The victims were discovered on September 12. The jihad was committed on September 11.
Newly unsealed court documents in the case against Boston Marathon bomber Dzhokhar Tsarnaev provide new insight — and raise new questions — about a still-unsolved 2011 triple murder in Waltham.
One document revealed that Tsarnaev’s college classmate Dias Kadyrbayev was the previously unnamed prosecution witness offering to testify that Tsarnaev knew that his older brother was involved in the Waltham killings.
Kadyrbayev said Dzhokhar Tsarnaev told him in the fall of 2012 that Tamerlan “had committed jihad” in Waltham, according to an August 2014 letter from federal prosecutors describing conversations they had with Kadyrbayev’s attorney just days before Kadyrbayev pleaded to conspiracy and obstruction charges.
On Sept. 12, 2011, Brendan Mess, 25, once a close friend of Tamerlan’s, Erik H. Weissman, 31, and Raphael M. Teken, 37, were discovered in Mess’s apartment with their throats slit and marijuana scattered on their bodies. Presumed to be a drug-related crime, the case went cold.
Nearly two years later, Tsarnaev and his younger brother, Dzhokhar, planted two bombs near the Marathon finish line that killed three people and wounded more than 260 others in April 2013. The brothers also killed an MIT police officer.

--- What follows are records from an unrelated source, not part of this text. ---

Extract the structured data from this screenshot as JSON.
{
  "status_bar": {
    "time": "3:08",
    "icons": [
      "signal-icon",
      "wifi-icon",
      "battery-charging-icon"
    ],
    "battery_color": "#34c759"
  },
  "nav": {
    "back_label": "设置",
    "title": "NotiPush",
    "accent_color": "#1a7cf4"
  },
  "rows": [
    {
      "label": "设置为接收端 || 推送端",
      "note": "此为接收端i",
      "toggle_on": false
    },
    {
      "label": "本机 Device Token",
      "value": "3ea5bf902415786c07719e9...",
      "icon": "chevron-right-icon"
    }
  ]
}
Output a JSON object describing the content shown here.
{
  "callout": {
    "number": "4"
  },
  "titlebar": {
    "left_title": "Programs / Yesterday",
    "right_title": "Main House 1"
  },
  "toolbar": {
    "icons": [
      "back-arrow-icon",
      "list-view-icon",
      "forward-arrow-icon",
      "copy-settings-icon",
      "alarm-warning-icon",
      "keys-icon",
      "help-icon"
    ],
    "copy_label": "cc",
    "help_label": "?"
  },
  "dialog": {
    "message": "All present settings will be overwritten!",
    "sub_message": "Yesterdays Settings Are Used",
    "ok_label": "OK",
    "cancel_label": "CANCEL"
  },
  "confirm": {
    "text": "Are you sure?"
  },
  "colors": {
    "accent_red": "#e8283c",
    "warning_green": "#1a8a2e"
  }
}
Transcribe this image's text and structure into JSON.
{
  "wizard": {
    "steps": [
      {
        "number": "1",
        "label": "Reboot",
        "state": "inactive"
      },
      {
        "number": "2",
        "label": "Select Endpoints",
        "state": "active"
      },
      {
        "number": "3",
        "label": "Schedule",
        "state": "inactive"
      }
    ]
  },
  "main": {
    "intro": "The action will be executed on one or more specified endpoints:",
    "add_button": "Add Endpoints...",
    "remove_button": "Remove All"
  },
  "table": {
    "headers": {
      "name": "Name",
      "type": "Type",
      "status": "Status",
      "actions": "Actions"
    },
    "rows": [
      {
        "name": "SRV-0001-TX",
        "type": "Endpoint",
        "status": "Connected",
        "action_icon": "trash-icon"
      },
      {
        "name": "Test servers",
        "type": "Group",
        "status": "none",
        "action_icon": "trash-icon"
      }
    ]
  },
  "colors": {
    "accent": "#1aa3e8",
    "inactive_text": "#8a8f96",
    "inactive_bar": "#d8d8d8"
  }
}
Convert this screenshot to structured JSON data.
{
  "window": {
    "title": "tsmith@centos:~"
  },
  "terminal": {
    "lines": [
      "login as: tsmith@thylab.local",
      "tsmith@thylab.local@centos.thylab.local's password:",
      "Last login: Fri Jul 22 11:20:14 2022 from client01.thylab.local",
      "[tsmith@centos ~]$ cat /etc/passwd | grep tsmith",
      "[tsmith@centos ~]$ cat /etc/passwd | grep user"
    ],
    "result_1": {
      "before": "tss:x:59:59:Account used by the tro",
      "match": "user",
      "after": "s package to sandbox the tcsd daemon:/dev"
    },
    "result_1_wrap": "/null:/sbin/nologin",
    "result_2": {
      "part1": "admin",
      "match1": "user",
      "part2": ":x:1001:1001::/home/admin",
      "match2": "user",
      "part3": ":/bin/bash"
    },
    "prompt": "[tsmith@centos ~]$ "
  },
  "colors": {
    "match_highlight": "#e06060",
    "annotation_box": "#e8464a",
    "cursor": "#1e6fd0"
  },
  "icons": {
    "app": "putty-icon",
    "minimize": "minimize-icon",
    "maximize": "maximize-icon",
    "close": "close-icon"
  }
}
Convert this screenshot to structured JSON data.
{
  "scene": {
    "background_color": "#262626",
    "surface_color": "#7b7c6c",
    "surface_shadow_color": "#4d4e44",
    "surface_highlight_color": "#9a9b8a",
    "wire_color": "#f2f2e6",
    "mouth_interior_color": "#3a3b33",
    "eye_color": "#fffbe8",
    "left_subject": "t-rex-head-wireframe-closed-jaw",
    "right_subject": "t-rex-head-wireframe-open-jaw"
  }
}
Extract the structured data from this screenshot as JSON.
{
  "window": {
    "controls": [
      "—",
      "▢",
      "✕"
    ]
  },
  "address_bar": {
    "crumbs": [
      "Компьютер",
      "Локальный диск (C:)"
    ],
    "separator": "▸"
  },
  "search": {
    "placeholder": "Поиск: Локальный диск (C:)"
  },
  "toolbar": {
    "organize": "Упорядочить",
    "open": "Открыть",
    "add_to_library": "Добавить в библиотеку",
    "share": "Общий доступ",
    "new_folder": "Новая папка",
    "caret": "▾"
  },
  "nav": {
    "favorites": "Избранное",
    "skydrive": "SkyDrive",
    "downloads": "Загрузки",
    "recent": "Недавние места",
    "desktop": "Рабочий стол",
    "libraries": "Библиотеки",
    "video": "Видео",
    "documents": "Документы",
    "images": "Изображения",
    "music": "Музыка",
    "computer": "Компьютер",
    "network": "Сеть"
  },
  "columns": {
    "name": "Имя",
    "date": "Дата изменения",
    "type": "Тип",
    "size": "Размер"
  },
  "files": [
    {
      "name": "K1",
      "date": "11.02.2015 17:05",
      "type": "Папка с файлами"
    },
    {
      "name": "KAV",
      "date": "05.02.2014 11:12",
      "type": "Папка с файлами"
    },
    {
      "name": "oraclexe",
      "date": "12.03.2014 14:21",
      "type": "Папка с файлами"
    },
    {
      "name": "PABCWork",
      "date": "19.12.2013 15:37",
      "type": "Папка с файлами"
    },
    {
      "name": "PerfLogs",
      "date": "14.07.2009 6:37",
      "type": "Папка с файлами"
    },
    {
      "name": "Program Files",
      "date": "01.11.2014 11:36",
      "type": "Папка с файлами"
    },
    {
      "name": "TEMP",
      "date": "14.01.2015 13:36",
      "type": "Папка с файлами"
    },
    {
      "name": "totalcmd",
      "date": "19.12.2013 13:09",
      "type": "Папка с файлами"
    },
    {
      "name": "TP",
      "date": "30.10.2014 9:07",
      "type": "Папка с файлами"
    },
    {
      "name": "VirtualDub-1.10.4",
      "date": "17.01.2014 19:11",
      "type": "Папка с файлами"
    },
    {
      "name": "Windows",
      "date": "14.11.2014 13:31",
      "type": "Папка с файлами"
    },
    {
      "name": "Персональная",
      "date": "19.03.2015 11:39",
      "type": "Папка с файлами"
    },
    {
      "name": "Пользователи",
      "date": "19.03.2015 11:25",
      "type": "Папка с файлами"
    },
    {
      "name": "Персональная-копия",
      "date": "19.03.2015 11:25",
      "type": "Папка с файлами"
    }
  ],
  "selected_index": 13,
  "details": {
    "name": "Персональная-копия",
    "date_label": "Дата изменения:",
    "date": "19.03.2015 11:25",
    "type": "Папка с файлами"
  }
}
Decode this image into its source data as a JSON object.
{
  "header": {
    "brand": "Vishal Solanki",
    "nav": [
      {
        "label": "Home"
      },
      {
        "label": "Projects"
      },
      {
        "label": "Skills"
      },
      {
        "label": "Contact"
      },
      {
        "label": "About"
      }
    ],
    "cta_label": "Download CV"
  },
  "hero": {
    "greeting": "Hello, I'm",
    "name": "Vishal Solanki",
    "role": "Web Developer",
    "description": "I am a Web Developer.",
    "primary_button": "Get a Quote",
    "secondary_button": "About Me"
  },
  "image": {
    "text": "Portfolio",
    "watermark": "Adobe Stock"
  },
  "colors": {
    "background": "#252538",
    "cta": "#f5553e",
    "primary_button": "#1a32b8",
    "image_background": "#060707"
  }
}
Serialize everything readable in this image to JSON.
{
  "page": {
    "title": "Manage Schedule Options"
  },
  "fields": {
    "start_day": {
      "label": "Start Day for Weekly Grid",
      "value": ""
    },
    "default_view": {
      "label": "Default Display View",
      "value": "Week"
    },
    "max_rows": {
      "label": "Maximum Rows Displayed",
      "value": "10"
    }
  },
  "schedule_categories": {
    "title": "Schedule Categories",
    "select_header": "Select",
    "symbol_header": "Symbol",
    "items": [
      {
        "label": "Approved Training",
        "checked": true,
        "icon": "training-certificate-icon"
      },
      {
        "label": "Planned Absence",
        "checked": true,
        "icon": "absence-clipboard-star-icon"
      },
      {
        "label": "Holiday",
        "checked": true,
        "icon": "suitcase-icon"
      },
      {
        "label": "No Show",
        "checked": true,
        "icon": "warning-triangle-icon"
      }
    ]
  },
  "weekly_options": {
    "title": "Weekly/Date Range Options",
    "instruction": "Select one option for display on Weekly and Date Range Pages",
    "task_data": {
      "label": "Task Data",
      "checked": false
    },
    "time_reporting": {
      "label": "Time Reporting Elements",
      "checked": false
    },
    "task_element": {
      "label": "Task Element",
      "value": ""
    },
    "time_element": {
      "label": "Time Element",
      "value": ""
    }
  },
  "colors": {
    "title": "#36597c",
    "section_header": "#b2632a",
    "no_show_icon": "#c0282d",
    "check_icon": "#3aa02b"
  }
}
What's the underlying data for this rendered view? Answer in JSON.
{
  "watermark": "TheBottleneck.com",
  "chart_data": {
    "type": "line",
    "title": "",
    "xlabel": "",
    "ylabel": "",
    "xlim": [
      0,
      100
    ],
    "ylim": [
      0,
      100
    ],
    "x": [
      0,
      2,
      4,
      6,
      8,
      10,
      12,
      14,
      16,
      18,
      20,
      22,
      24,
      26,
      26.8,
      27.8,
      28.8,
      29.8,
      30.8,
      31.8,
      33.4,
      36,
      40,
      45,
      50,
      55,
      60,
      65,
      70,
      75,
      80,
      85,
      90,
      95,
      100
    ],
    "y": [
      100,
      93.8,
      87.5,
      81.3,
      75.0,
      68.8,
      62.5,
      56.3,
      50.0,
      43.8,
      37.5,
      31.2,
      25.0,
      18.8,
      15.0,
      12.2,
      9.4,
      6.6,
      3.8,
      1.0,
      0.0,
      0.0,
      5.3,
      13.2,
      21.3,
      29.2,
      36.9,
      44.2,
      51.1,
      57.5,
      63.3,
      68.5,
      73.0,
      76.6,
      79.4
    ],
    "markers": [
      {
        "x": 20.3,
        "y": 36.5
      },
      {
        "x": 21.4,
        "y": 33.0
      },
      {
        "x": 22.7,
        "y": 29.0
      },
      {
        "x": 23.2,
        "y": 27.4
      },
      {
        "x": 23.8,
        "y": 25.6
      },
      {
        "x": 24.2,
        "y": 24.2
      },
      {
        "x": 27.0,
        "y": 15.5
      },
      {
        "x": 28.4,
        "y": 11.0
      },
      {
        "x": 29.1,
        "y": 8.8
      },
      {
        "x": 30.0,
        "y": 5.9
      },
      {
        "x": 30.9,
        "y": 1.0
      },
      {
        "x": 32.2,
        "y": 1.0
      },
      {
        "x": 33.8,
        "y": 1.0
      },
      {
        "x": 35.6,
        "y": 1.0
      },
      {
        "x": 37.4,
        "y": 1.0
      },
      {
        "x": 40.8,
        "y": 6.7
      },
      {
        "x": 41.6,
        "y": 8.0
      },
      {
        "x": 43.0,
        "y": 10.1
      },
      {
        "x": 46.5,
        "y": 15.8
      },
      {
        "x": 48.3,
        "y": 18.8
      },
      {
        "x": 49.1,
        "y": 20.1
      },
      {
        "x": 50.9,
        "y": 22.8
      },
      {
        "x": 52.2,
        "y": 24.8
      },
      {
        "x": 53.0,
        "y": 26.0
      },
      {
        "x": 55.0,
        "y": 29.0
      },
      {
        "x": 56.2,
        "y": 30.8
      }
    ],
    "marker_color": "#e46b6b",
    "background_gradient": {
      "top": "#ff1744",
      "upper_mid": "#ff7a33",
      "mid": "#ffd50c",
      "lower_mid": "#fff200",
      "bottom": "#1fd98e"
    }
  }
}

Kadyrbayev was released from federal prison in August and was due to be deported to Kazakhstan, where he is a citizen.
The Middlesex district attorney’s office, which has been investigating the Waltham killings, has remained tight-lipped about the case. No one has been charged.
Yet another unsealed document raised new questions about Khairullozhon Matanov, a Quincy cab driver who was a friend of the Tsarnaev brothers and who took them both out to dinner only hours after the bombings.
In a previously sealed transcript of discussions in the spring of 2015 among prosecutors, defense attorneys, and the judge in Dzhokhar Tsarnaev’s case, the defense mentioned an FBI summary of an interview with Matanov in which agents questioned him about money wired to Russia sometime after the Waltham killings.
Miriam Conrad, one of Dzhokhar Tsarnaev’s attorneys, said Matanov was “apparently” roommates with Todashev at the time of the Waltham killings, according to the testimony.
In June 2015, Matanov was sentenced to serve 30 months in prison followed by three years of supervised release and faced deportation to his native Kyrgyzstan after agreeing to plead guilty to charges that he lied to investigators about the times he saw and communicated with the Tsarnaevs after the bombings.
Matanov also acknowledged that he deleted pro-jihadi documents from his computer after he recognized the Tsarnaevs as the suspected bombers, after their photos were released by the FBI.
It’s highly unlikely that just one of the Boston Bomber’s took on three men by himself and slit all their throats without a fight.